Thursday, December 13, 2012

Punjabi Kadhi (Chick pea flour dumplings in yogurt based sauce)

I have tried many different versions of  "Punjabi Kadhi" & failed every time until I was gifted with Sanjeev Kapoor's cook book by one of my Aunts. This turned out to be the best of all and was adapted from Sanjeev Kapoor's Traditional Indian Cuisine-Punjabi cook book. I made a few modifications to the original recipe to suit our taste.


For the Pakore (Dumplings):
3/4 cup Besan (chick pea flour)
1 small onion, chopped
1/4 cup kasoori Methi
1 "ginger, grated
1 tsp chilli powder
salt to taste
oil for deep frying

For the Gravy (Yogurt based Sauce):

1 cup unflavored yogurt
1/4 cup besan (chick pea flour)
1/4 tsp methi seeds (fenugreek seeds)
1/2 tsp jeera (cumin seeds)
1/2 tsp pepper corns
2-3 dried red chillies (byadgi)
1 medium onion, sliced
1 tsp red chilli powder
1 tsp haldi (turmeric powder)
1/2 "ginger, grated
salt to taste

How it's made:

To make the pakore- Mix all ingredients together except oil with half cup water. Mix until smooth, Drop by spoonful into hot oil & deep fry about 6-8 at a time without over crowding. Fry until light golden brown. Drain on paper towel.
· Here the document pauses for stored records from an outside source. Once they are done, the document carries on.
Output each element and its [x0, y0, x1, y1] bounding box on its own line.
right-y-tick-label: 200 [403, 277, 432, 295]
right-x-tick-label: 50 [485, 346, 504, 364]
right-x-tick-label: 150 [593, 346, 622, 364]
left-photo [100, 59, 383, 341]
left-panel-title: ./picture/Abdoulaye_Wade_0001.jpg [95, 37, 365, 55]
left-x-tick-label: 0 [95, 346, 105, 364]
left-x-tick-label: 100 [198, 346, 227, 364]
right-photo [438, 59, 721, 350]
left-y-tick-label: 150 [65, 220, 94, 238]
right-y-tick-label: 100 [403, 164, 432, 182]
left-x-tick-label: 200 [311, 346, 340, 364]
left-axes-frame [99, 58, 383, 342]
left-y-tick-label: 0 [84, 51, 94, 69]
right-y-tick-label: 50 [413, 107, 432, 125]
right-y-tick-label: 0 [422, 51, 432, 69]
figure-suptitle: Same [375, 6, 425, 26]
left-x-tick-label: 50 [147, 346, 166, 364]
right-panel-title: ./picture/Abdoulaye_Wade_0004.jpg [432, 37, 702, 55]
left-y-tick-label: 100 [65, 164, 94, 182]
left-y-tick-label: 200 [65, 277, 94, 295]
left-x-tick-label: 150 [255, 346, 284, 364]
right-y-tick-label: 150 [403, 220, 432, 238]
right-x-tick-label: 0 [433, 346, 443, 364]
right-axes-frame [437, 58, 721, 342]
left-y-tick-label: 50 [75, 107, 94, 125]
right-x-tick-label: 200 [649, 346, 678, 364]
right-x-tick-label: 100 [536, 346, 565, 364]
To make the gravy- Heat oil in a non stick pan. Add methi, jeera, pepper corns & dried red chillies. Fry until red chillies change into a deeper color. Add onions & fry until translucent. In the meantime, whisk yogurt in a bowl. Add besan (chick pea flour) & whisk well to avoid lumps. Add 2 cups water. Add yogurt sauce to onions. Let it boil on low heat. Keep stirring. Add ginger, spice powder and salt to taste. Add fried dumplings & let cook for 5 mins on very low heat. Serve with white rice or roti.